Es handelt sich zum einen um nationale Medien, wie es der Name schon sagt, das ist nichts wirklich neues, dass sie halt aus nationalem Blickwinkel "informieren". Ferner ist noch ein weiteres Problem: Die hierarchische Struktur der "freien Presse". Bölls Heinrich hat mal gesagt, die Pressefreiheit ist eine Freiheit von ein paar hundert Verlegern (oder so ähnlich). Sie entscheiden, was gedruckt und gesendet wird und was nicht. Wissenschaftliche Wahrheit ist nicht das entscheidende Kriterium, im Gegenteil, die interessiert absolut überhaupt nicht, sofern sie "der Sache" nicht dienlich ist.

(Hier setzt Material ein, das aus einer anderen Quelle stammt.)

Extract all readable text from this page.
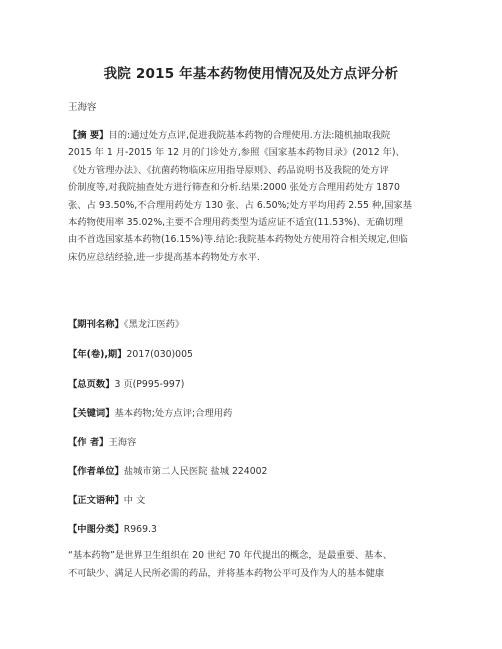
我院 2015 年基本药物使用情况及处方点评分析
王海容
【摘 要】目的:通过处方点评,促进我院基本药物的合理使用.方法:随机抽取我院
2015 年 1 月-2015 年 12 月的门诊处方,参照《国家基本药物目录》(2012 年)、
《处方管理办法》、《抗菌药物临床应用指导原则》、药品说明书及我院的处方评
价制度等,对我院抽查处方进行筛查和分析.结果:2000 张处方合理用药处方 1870
张、占 93.50%,不合理用药处方 130 张、占 6.50%;处方平均用药 2.55 种,国家基
本药物使用率 35.02%,主要不合理用药类型为适应证不适宜(11.53%)、无确切理
由不首选国家基本药物(16.15%)等.结论:我院基本药物处方使用符合相关规定,但临
床仍应总结经验,进一步提高基本药物处方水平.
【期刊名称】《黑龙江医药》
【年(卷),期】2017(030)005
【总页数】3 页(P995-997)
【关键词】基本药物;处方点评;合理用药
【作 者】王海容
【作者单位】盐城市第二人民医院 盐城 224002
【正文语种】中 文
【中图分类】R969.3
“基本药物”是世界卫生组织在 20 世纪 70 年代提出的概念，是最重要、基本、
不可缺少、满足人民所必需的药品，并将基本药物公平可及作为人的基本健康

Bei der letzten Wahl hatten wir eine grüne Kanzlerkandidatin. Es war ihr wichtig im Wahlkampf ihre Kompetenz im "Völkerrecht" immer und immer wieder zu betonen. Was könnte sich denn da ganz genau dahinter verborgen haben? Mangelte es hier in Deutschland an Völkerrecht so sehr, dass wir unbedingt eine darin besonders kompetente Kanzlerin brauchen? Was genau beinhaltet denn dieses "Wahlversprechen" der völkerrechtlichen Kompetenzen? Die Antwort ist nicht schwer, es geht um die künftige Auseinandersetzung mit Russland und der Ukraine. Es gibt ein Protokoll von Minsk, das einfordert, dass die westliche Ukrainische Regierung in direkten Kontakt mit den Aufständischen des Donbas treten soll. Diese Forderung wird nicht nur nicht umgesetzt, sie wird torpediert und verhindert. Als Begründung dafür wird die westliche Interpretation des Völkerrechts vorgegeben, welche die Ukraine nun im Gesamtpaket an den Westen übergeben soll. Die westliche Interpretation des Völkerrechts definiert Russland als Besatzer und die Aufständischen im Donbas, die dem gewalttätigen Systemchange in Kiew kritisieren als Terroristen. Das Rekurrieren unserer Kanzlerkandidatin auf ihre Völkerrechtlichen Kompetenzen wird in der Presse nicht hinterfragt, jedenfalls habe ich davon nichts mitbekommen. Selbst wenn sie in einem bizarren Videoauftritt von ihrem Großvater erzählt, auf dessen Schultern sie nun Europa retten oder was auch immer möchte, so findet sich kein Journalist, der da mal etwas genauer nachfragt.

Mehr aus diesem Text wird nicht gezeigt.